Making Amends

Her Mother’s Hope started with something Mom said shortly after Grandma died.  After Grandma had a stroke, Mom and Dad drove south, speeding to be at her side.  She died before they arrived, and Mom said, “I think she willed herself to die so we couldn’t talk things out.” 

Mom and Grandma had been estranged because my parents wanted to retire in Oregon, and this meant selling their home and the cottage they had built where Grandma lived next door.  Grandma wanted things to stay the same.  Mom and Dad wanted a better quality and more affordable retirement.  They moved Grandma in with my aunt in Merced and headed north, “setting up camp” in a 16-foot trailer on their forty acre parcel of forest, which was choked with “slash” from previous lumbering.  They dug a well, cleared a building site and started work on their new home, building it from the ground up with their own hands. 

It took eighteen months of hard work. The beautiful new home was designed  with possible future disabilities in mind — wider halls and doorways and lower counter in case either of them -or Grandma – needed wheelchair access.   They invited Grandma to move in with them.  She said there was nothing in Oregon she wanted to see.  My mother took that to mean Grandma didn’t want to see her. 

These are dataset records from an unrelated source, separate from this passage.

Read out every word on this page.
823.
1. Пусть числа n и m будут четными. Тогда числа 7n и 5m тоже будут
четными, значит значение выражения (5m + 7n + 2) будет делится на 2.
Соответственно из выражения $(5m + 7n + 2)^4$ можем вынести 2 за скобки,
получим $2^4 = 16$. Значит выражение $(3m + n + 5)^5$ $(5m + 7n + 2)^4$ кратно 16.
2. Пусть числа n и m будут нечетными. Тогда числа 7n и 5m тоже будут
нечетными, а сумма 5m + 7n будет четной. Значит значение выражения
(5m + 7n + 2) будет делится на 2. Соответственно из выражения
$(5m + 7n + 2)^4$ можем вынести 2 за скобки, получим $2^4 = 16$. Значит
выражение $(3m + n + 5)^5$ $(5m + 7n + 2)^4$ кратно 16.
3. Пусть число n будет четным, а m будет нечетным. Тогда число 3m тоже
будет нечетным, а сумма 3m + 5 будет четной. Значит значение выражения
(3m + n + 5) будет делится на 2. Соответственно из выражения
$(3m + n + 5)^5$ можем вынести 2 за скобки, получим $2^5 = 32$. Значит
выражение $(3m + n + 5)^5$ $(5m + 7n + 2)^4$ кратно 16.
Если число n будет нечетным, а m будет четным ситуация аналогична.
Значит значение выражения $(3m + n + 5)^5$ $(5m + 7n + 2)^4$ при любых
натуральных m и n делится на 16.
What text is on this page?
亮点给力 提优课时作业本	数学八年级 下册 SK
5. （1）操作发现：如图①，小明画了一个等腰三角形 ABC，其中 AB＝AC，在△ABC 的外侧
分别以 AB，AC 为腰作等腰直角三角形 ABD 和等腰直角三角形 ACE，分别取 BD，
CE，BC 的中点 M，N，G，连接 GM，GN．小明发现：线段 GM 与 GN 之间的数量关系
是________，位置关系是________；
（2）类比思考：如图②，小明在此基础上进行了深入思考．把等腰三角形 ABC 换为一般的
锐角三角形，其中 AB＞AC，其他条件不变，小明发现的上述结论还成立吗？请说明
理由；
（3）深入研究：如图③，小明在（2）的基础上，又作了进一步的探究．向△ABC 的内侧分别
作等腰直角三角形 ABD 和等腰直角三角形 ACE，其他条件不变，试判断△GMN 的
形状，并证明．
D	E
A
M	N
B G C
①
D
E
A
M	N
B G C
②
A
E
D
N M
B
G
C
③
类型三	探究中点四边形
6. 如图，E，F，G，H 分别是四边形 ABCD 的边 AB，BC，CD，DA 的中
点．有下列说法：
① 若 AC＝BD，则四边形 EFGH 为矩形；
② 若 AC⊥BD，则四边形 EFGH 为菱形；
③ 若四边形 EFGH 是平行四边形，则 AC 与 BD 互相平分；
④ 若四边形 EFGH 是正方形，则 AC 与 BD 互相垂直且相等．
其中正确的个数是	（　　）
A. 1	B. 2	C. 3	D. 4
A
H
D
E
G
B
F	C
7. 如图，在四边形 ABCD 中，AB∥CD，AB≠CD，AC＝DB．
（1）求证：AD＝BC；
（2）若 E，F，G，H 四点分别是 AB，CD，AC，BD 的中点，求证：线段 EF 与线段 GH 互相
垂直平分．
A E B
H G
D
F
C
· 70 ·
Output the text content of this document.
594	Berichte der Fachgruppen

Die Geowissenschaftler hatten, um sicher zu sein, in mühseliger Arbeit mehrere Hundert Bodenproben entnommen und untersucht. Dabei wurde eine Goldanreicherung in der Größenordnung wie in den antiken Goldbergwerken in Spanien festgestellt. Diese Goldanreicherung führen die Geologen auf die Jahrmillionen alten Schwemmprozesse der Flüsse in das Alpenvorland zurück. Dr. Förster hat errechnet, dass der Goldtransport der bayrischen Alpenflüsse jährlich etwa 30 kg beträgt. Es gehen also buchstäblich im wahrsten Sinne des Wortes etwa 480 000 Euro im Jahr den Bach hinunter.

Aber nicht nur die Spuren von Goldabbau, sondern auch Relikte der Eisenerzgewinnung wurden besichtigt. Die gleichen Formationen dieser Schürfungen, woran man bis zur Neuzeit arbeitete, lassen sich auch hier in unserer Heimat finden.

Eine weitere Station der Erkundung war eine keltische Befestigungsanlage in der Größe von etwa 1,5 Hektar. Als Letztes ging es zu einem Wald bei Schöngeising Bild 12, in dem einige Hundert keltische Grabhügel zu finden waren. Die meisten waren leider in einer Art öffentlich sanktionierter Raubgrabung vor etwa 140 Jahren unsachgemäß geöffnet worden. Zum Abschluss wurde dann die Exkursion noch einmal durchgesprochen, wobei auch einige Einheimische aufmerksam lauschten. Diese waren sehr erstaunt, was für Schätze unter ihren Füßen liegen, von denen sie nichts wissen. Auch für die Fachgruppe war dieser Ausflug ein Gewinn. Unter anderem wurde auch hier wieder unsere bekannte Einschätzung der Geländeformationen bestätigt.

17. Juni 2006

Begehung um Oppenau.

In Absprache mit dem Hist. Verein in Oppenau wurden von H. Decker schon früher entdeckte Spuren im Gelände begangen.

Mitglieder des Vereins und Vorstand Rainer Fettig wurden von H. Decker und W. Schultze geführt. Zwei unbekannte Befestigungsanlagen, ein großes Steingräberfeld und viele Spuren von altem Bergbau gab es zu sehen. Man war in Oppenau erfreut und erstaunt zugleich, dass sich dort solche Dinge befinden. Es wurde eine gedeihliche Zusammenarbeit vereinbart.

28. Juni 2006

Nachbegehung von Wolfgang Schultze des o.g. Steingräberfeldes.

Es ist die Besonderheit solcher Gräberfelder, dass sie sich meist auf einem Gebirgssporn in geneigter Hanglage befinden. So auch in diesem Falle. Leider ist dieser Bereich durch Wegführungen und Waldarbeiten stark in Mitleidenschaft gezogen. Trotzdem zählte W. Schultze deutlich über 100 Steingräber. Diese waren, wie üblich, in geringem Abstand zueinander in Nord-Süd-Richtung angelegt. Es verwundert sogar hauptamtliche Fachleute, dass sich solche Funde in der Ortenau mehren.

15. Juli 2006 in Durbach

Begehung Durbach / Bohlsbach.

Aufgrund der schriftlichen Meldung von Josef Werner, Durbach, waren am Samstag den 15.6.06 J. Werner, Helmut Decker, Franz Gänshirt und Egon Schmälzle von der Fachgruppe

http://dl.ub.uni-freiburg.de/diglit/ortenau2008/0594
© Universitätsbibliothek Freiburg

Words can wound the heart deeply.  Writing the story of Marta and Hildemara helped me look at other possibilities of why Grandma seemed so unforgiving, what deep hurts and fears and misunderstandings might have kept her away.  Family members don’t always share their life stories and the painful events that shaped their thinking.  And sometimes the next generation makes the same tragic mistakes. 

Things to ponder: 

Do I need to make amends to anyone in my family?  Is there something in my past that I should share so my children can avoid the same mistakes?  Can I move past the hurt and fear, and extend grace without expectations?